陳婉神色如常,但接碟的手在發抖。
見其面而惶恐,聞其話而打顫,她分明就是虧心于阿母。
江見月睜開雙眼,驗證了這一下午來的猜測。
可是陳婉又做了何事呢
這些年她同母親相處,確有幾分真心的。
“姑娘快走,陛下要殺都督,夫人聽到已、已被滅口
江見月又回憶當日侍女報信說的話,意思很清楚,阿母是聽到趙徵的話才被殺的。
所以當日阿母入了菡萏臺
香將盡,江見月起身續香。
“婢子只是瞧著陳婕妤臉色確實不太好,萬一出殿站在風口上染了風寒,屆時反惹陛下惱您。”阿燦隨江見月轉來到靈前,將清香奉上。
江見月續好香,在梓宮旁跪坐下來,方道,“你也聽出來了,父皇格外珍視陳婕妤。”
大行皇后喪儀期間,除了六忌,飲食原也有規制。雖說各宮暗里加些餐食只要明面上過的去,也不算什么。但是如此明晃晃地違制賜膳,便是壓根沒有顧忌皇后顏面。
阿燦默了默,低聲道,“陛下看重的是婕妤腹中的龍裔。”
江見月想起那日自己伏在母親胎腹上聽手足的鬧騰的動靜,眉梢隱了一點笑,伸手撫摸梓宮,“當初醫官說阿母和陳婕妤懷的都是兒郎,好事成雙。如今剩她一枝獨秀,是該看重些。”

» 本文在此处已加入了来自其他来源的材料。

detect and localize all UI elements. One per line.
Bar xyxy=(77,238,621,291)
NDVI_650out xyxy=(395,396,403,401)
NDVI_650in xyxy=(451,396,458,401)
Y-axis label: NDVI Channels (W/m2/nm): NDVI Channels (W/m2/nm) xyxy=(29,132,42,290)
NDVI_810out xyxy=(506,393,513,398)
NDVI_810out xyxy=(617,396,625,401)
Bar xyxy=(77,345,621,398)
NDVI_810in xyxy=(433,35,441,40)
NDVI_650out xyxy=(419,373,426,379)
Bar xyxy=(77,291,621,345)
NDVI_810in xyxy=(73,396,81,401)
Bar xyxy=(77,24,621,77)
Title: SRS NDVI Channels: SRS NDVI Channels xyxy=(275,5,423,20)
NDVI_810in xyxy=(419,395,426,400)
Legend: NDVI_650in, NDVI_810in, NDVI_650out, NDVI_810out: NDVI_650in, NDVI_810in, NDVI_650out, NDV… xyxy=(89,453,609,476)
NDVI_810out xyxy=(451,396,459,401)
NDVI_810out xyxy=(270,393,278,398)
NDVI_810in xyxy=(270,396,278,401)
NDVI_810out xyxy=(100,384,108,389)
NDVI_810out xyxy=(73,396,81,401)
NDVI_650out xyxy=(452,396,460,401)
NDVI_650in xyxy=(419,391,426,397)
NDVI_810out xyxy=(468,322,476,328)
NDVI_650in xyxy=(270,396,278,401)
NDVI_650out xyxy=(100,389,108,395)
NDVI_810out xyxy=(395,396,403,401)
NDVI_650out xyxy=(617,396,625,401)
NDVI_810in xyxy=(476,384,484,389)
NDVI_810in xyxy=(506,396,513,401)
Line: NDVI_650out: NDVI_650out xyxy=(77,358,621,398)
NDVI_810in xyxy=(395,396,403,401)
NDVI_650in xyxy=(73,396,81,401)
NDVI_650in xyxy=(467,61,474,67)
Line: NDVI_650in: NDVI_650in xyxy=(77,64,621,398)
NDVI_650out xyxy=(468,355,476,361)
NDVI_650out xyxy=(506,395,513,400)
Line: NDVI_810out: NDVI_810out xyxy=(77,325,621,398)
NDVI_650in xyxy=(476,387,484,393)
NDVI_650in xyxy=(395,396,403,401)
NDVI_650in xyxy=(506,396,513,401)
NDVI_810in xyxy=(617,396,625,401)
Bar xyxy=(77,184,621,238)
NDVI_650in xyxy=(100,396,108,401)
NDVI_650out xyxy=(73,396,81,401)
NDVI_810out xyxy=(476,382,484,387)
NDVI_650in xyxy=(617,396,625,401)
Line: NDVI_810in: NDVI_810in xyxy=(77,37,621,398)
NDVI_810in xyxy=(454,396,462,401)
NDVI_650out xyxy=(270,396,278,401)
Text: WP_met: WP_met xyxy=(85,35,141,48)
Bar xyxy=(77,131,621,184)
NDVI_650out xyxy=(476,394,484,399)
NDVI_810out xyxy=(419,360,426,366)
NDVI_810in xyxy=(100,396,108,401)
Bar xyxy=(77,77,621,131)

“你慌什么當日永成侯府中的人都已經死絕了,死無對證。若非這廂你自個與阿母說,便是阿母都難以想到那日是你在屋外。阿母見到你們那會,當真以為你是禮佛才回的。”
夜色寂闌,燭火搖曳。
蘭林殿中,退了侍者,舞陽長公主扶著女兒坐在榻畔,正給她開解。
“一個半大的姑娘,她能想到甚多來是真的夢見她母親方來看你的,再不濟便是來示好的。你瞧瞧她,身邊除了一個大行皇后留下的婢子,連個像樣的掌事都沒有。陛下如今的心思都在你這肚子上,顧不上她”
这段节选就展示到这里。